With his football dream in tatters, Davies was teetering on the edge of disaster.
“By that time I’d lost my career, I’d lost a quarter of a million pounds and spent about £50,000 of my parents’ money also,” the Bucks-born footballer explains.
“I got to the state of mind where I was suffering from depression, I wasn’t enjoying football. It wasn’t important to me anymore because I didn’t have a nice lifestyle off the pitch that enabled me to enjoy playing.
“In the end, I felt so worthless that I didn’t actually want to be here anymore because I had nothing to live for. It was a case of needing to sort things out before I ended up dead, I guess. “
Davies, by his admission, was a “closed book” and it was only until it really hit home just how much his addiction was affecting, not just him, but the people around him, when he took the first steps towards recovery.
“I was in the bookies one day and it all hit home when I turned round at the door and saw my mum in floods of tears, crying her eyes out. I looked at her and she looked so weak and vulnerable and for the first time in my life I thought ‘I can’t put her through this anymore’.
“I used to find her on the computer in the middle of the night googling how to help people with gambling addictions. It just wasn’t a nice place to be and my mum’s state of mind was probably just as bad as mine. I’ve got the best parents in the world and to put them through it wasn’t fair.”
The recovery
Davies checked himself into a rehabilitation clinic in 2015, opened up about his issues and, as of now, is four-and-a-half years without a bet. He encourages others in a similar position to do the same.
“Speak to someone. It’s quite scary, but not many people have a safe space to turn to and have that person who can listen and doesn’t judge. I had that for the first time when I checked into rehab,” the ex-Reading trainee recalls.
“I had a guy there who was an ex-footballer and a gambling addict. I was like ‘hallejuah, you understand me’. I’d say get it off your shoulders because a problem shared is a problem halved; that’s an expression that I live by and think it’s so true.”
Davies is using experience as a way of helping others avoid the same mistakes and now works with Epic Risk Management, a gambling harm-minimisation consultancy.
“I became the public speaker for the rehab clinic that I went to. They asked me if I’d be interested in going round and telling my story.
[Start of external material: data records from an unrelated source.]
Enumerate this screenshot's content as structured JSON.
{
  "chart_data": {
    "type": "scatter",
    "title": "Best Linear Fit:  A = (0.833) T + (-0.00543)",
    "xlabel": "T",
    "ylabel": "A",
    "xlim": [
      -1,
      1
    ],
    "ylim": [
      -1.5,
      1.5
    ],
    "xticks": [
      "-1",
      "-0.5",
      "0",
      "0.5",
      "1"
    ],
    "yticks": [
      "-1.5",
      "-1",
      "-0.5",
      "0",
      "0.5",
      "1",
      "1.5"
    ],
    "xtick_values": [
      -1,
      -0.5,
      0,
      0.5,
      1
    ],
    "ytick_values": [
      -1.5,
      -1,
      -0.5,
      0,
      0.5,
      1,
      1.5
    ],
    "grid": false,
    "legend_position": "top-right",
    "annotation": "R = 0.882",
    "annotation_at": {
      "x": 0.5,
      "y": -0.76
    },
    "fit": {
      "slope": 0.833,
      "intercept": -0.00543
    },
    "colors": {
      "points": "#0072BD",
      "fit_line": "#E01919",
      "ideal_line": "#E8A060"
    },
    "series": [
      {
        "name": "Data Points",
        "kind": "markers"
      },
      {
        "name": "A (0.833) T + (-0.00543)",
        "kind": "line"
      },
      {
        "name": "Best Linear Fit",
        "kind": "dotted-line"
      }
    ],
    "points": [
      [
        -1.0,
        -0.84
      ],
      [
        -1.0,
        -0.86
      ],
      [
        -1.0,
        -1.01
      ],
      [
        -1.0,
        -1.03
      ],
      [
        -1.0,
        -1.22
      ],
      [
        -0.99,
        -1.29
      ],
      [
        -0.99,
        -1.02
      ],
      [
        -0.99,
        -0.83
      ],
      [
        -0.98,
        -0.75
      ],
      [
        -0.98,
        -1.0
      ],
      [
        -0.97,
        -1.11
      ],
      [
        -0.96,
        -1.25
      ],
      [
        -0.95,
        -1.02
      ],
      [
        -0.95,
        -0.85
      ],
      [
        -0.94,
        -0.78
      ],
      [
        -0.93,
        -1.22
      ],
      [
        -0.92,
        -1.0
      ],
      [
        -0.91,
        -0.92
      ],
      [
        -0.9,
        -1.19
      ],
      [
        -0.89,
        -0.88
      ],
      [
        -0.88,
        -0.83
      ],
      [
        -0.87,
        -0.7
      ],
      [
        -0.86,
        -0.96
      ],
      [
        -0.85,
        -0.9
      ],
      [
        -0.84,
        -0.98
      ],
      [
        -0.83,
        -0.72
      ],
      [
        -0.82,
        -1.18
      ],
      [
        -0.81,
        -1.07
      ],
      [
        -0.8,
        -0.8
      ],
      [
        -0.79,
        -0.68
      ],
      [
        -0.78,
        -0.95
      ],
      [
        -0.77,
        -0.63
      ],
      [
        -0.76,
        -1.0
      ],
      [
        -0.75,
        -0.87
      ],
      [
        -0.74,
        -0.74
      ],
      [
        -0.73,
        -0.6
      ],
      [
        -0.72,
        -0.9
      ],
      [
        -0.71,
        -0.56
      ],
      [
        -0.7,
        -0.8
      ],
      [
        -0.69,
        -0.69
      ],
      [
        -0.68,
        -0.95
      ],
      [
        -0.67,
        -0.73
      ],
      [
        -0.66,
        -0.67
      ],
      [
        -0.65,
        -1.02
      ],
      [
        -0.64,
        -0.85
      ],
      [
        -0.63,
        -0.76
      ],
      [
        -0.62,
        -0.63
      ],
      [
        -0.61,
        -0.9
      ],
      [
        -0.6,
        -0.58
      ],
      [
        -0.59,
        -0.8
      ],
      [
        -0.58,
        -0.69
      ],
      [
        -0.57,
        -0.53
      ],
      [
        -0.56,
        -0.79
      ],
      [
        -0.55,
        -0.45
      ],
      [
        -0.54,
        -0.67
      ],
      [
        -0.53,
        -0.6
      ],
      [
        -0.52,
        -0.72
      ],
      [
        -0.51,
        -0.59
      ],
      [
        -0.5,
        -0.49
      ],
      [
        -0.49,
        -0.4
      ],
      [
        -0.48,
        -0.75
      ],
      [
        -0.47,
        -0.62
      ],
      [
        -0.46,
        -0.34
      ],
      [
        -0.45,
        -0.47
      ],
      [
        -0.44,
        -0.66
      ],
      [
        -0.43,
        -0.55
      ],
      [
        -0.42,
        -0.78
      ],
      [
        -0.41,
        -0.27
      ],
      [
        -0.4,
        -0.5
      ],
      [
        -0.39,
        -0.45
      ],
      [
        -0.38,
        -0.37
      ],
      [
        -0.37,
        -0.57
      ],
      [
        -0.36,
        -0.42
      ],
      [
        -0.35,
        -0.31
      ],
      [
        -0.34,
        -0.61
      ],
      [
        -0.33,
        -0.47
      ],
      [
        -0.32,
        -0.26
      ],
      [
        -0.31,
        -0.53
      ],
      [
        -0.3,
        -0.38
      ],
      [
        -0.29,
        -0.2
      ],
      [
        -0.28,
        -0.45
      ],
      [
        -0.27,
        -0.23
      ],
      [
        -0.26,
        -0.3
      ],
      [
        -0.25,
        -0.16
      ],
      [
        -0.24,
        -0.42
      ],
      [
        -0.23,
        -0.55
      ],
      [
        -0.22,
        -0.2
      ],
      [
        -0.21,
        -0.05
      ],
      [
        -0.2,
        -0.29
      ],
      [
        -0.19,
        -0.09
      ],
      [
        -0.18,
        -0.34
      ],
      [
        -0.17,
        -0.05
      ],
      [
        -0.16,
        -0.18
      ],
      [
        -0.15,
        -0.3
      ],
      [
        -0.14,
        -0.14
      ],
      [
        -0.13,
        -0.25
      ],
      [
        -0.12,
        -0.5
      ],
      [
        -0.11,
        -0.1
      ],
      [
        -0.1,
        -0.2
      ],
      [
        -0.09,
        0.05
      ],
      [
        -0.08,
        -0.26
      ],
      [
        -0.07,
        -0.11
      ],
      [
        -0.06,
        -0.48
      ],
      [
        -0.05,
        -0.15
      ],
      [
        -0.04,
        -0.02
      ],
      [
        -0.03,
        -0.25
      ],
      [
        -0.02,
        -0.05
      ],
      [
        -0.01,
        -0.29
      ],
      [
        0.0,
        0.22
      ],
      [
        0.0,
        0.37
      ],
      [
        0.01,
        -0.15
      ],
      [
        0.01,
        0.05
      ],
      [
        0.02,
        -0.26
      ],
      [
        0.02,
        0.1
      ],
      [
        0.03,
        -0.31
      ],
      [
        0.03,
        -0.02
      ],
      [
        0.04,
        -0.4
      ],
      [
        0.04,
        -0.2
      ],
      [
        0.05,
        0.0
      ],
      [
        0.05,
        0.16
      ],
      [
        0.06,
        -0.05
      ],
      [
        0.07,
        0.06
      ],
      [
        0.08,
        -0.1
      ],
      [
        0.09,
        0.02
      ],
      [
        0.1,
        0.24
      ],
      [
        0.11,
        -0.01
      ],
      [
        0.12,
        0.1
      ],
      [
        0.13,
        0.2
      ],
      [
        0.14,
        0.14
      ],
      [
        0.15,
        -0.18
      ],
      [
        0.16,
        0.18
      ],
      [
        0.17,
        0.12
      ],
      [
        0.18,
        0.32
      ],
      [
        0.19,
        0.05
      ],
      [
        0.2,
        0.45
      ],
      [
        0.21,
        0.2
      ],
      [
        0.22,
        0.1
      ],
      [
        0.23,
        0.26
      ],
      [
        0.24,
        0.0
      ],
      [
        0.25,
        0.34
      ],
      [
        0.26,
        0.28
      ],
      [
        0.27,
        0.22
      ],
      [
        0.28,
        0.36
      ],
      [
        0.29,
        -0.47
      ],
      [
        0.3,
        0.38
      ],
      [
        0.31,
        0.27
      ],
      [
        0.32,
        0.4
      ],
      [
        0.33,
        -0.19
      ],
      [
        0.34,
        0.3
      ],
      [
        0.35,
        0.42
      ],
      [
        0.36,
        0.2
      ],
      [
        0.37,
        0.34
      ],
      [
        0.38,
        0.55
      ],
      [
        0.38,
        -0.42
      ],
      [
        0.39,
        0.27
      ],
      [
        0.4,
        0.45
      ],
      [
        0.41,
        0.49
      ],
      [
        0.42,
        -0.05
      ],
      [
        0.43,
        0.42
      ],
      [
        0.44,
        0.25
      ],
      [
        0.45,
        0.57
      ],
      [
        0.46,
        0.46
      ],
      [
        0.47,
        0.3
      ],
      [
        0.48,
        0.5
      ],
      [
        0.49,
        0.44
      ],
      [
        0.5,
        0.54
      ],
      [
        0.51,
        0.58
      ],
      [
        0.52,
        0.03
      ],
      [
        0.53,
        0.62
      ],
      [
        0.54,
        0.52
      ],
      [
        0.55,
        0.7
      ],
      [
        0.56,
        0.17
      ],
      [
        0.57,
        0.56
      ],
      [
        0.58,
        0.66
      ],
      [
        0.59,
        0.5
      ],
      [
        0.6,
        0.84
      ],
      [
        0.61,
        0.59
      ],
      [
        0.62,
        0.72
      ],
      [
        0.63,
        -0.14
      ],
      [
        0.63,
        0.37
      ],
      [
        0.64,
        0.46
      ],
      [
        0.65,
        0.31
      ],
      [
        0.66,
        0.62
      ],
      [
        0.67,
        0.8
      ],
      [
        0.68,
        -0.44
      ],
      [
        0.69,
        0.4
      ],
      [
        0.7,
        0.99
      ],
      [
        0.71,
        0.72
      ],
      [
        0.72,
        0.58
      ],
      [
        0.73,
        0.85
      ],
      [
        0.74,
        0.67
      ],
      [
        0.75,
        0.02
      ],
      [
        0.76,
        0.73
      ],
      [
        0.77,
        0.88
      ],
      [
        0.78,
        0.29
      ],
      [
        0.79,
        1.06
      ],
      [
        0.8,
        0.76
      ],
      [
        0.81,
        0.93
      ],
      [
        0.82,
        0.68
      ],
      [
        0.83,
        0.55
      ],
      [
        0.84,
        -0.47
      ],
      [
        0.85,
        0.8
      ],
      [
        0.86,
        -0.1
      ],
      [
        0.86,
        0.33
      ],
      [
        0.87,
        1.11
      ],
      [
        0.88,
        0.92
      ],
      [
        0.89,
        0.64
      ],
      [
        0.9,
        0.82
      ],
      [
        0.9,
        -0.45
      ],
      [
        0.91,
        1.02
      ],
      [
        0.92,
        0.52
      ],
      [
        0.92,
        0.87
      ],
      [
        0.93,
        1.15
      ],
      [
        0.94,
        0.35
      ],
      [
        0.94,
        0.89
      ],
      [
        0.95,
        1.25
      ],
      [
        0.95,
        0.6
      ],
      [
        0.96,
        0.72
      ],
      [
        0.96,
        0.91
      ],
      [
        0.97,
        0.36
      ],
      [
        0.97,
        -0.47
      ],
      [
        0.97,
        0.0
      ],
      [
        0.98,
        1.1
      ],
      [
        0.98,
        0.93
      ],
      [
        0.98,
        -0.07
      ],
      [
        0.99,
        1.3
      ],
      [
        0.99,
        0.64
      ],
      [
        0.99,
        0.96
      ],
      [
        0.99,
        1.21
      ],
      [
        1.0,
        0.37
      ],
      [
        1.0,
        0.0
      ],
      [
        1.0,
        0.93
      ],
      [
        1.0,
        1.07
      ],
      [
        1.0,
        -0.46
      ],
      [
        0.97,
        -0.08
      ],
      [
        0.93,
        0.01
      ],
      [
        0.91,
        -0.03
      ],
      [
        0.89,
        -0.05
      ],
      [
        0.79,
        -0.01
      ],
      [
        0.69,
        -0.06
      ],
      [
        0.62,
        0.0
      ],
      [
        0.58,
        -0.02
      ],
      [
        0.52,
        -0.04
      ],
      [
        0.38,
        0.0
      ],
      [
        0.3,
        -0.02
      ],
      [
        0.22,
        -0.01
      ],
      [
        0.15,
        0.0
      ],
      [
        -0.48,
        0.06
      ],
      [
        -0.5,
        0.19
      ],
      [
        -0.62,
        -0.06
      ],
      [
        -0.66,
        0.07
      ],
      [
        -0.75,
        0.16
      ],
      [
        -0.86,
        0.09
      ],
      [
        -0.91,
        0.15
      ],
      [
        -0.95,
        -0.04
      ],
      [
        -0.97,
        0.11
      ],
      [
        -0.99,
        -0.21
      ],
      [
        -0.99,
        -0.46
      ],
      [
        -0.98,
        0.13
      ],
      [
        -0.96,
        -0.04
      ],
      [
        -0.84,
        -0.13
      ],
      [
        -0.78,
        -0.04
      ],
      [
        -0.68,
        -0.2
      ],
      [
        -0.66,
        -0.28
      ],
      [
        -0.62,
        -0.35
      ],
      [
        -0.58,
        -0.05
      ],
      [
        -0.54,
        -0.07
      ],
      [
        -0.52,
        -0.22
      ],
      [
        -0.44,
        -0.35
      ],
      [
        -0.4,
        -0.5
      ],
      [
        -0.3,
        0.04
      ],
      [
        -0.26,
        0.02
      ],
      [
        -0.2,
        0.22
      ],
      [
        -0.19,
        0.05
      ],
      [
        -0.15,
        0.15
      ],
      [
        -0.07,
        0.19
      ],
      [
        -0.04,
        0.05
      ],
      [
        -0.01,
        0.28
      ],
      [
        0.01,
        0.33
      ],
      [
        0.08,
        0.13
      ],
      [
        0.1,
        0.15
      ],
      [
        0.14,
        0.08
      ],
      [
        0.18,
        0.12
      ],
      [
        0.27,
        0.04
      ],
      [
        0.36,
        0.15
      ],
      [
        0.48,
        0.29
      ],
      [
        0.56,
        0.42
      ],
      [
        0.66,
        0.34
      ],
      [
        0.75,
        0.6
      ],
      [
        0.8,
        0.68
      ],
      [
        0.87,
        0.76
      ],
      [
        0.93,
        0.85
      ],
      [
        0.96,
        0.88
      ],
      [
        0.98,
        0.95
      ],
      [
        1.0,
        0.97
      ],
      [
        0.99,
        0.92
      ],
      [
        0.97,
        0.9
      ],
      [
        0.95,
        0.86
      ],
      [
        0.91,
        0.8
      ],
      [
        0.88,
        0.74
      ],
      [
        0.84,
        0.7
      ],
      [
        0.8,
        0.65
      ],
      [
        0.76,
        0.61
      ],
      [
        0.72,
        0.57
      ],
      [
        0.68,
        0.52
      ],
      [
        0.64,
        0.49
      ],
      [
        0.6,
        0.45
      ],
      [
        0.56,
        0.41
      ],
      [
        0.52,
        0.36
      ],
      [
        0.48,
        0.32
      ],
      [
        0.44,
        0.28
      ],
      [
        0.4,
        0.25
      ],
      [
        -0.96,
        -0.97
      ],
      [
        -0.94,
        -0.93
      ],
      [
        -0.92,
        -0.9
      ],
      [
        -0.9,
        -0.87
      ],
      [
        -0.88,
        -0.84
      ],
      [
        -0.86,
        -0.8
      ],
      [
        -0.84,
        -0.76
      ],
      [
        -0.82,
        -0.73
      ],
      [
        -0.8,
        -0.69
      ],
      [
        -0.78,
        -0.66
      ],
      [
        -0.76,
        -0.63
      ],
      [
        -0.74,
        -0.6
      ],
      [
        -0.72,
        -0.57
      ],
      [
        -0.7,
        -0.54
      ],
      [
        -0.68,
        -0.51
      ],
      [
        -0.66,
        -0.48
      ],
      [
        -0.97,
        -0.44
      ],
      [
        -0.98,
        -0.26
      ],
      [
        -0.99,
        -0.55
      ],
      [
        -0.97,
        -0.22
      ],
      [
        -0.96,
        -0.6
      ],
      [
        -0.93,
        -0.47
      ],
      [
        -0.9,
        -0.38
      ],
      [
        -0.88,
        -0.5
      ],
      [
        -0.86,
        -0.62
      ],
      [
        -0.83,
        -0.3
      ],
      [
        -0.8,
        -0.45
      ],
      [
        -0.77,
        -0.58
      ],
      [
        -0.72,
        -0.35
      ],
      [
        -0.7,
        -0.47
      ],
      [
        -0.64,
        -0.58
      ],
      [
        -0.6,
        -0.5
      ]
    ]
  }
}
I didn’t realise that I had a knack for it,” he says.
“I was then approached by Paul Buck, who is the CEO of Epic Risk Management. He just asked me if I wanted to run the new project that we’ve got and, for me, it’s been an absolute blessing. I feel like I’ve got the best job in the world.”
Davies is striving to educate players, both young and more experienced, on the perils and long-term consequences of gambling, and still thinks there’s a lot more work that can be done.
“Something I always say at all the clubs I go and talk to, if you have a problem with your groin or hamstring or you roll your ankle, who do you go and see? Straight away they say the physio.
“Then I say if you’ve got a problem with something that’s going on in your mind, who do you go and speak to? And they look puzzled. It’s just something we need to take the attached stigma away from.
“There is a lot of work going on by betting companies [to prevent addiction], but it is just the start of a very long road. Hopefully a successful one.”